CHAMBERSBURG, Pa. —Investigators probing the 1995 disappearance of a Waynesboro, Pa., teenager knew of Jeffrey E. Miles Sr. before his alleged confession 15 years later to her bludgeoning death, a state police trooper testified in court Monday.
“I was notified by two sources his name had come up in a missing-person report,” Pennsylvania State Police Trooper Aaron B. Martin said.
Franklin County (Pa.) Court of Common Pleas Judge Carol Van Horn presided over Monday’s preliminary hearing for Miles, 49, on a criminal homicide charge. State police allege Miles beat 17-year-old Angie Lynn Daley with a board in 1995.
Police discovered Daley’s skeletal remains on April 6, 2010, the same day they found a body in Waynesboro, Pa., woods. Miles, of State Line, Pa., is being prosecuted separately in that case, which involves the stabbing death of Kristy Dawn Hoke of Hagerstown.
Prosecutors are seeking the death penalty in the Hoke case.
On Monday, Martin and Franklin County Coroner Jeffrey R. Conner testified about evidence in the Daley case as Van Horn decided whether the criminal charge should remain in place.
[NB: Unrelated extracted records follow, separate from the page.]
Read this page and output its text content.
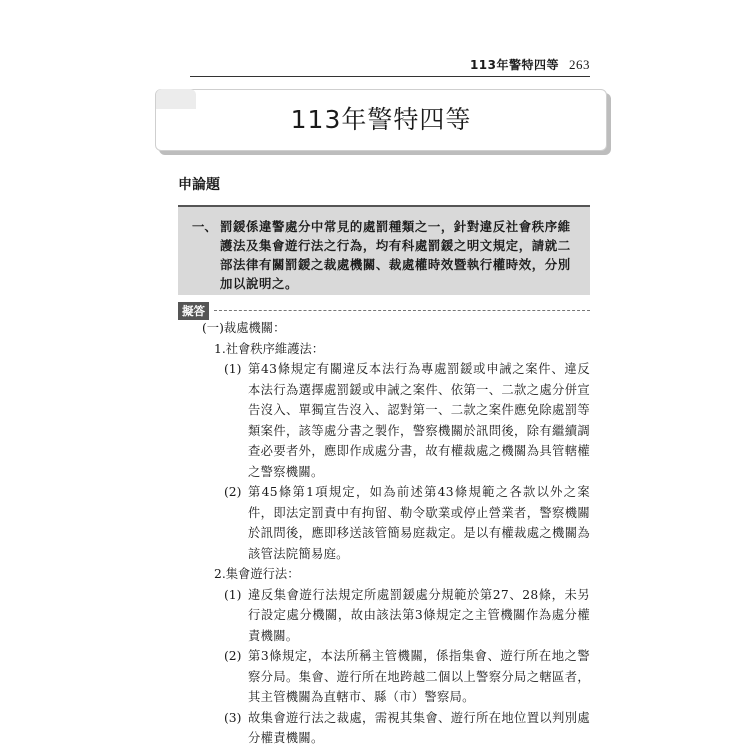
113年警特四等 263
113年警特四等
申論題
一、 罰鍰係違警處分中常見的處罰種類之一，針對違反社會秩序維護法及集會遊行法之行為，均有科處罰鍰之明文規定，請就二部法律有關罰鍰之裁處機關、裁處權時效暨執行權時效，分別加以說明之。
擬答
(一)裁處機關：
1.社會秩序維護法：
(1) 第43條規定有關違反本法行為專處罰鍰或申誡之案件、違反本法行為選擇處罰鍰或申誡之案件、依第一、二款之處分併宣告沒入、單獨宣告沒入、認對第一、二款之案件應免除處罰等類案件，該等處分書之製作，警察機關於訊問後，除有繼續調查必要者外，應即作成處分書，故有權裁處之機關為具管轄權之警察機關。
(2) 第45條第1項規定，如為前述第43條規範之各款以外之案件，即法定罰責中有拘留、勒令歇業或停止營業者，警察機關於訊問後，應即移送該管簡易庭裁定。是以有權裁處之機關為該管法院簡易庭。
2.集會遊行法：
(1) 違反集會遊行法規定所處罰鍰處分規範於第27、28條，未另行設定處分機關，故由該法第3條規定之主管機關作為處分權責機關。
(2) 第3條規定，本法所稱主管機關，係指集會、遊行所在地之警察分局。集會、遊行所在地跨越二個以上警察分局之轄區者，其主管機關為直轄市、縣（市）警察局。
(3) 故集會遊行法之裁處，需視其集會、遊行所在地位置以判別處分權責機關。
She ruled the case should continue through the judicial system.
Martin said Miles guided him to the spot where Daley’s remains were found on a farm between Washington and Antrim townships in southern Franklin County. Martin said they stopped first at the state police barrack, and shortly before they did, someone told him of a possible connection to Daley.
“He was mentioned, I believe, in a missing-person report generated by the Waynesboro Police Department,” Martin said.
Daley’s father dropped her off at a friend’s house Aug. 24, 1995. Her family never saw her again, but waited a couple of weeks before reporting her missing because she was known to stay out for a few days at a time, once hitching a ride across the country.
Conner said in court that a single tooth filling served as the first identification for Daley’s remains, which later underwent DNA testing.
Miles’ court-appointed attorney argued against a body being positively identified from one filling. In his arguments, Eric Weisbrod discussed the legal aspects of using DNA in an investigation.
“We don’t believe that is sufficient probable cause to bound this case over (for trial) as a criminal homicide case,” Weisbrod said.
Assistant District Attorney David Drumheller countered that Miles was shown a picture of Daley and allegedly described how he killed her.
“These things, your honor, all lead to the identity” of the remains, Drumheller said.
Miles allegedly told police he was smoking crack with Daley when he hit her with a 2-by-4. Police allege Miles put her in the trunk of a vehicle, drove her to the farm and hit her again twice when she asked that he not kill her. Investigators said those blows were fatal.
Miles removed most of Daley’s clothes and left her facedown but not buried, police allege.
Martin told the judge about how the discovery of the skeletal remains occurred in April 2010.
“He told me not to lose this (opportunity) and he could take me to her now. ... He directed us there from memory,” Martin said.
Miles’ case will be scheduled for mandatory arraignment. He is expected to go to trial in the Hoke case in February 2013.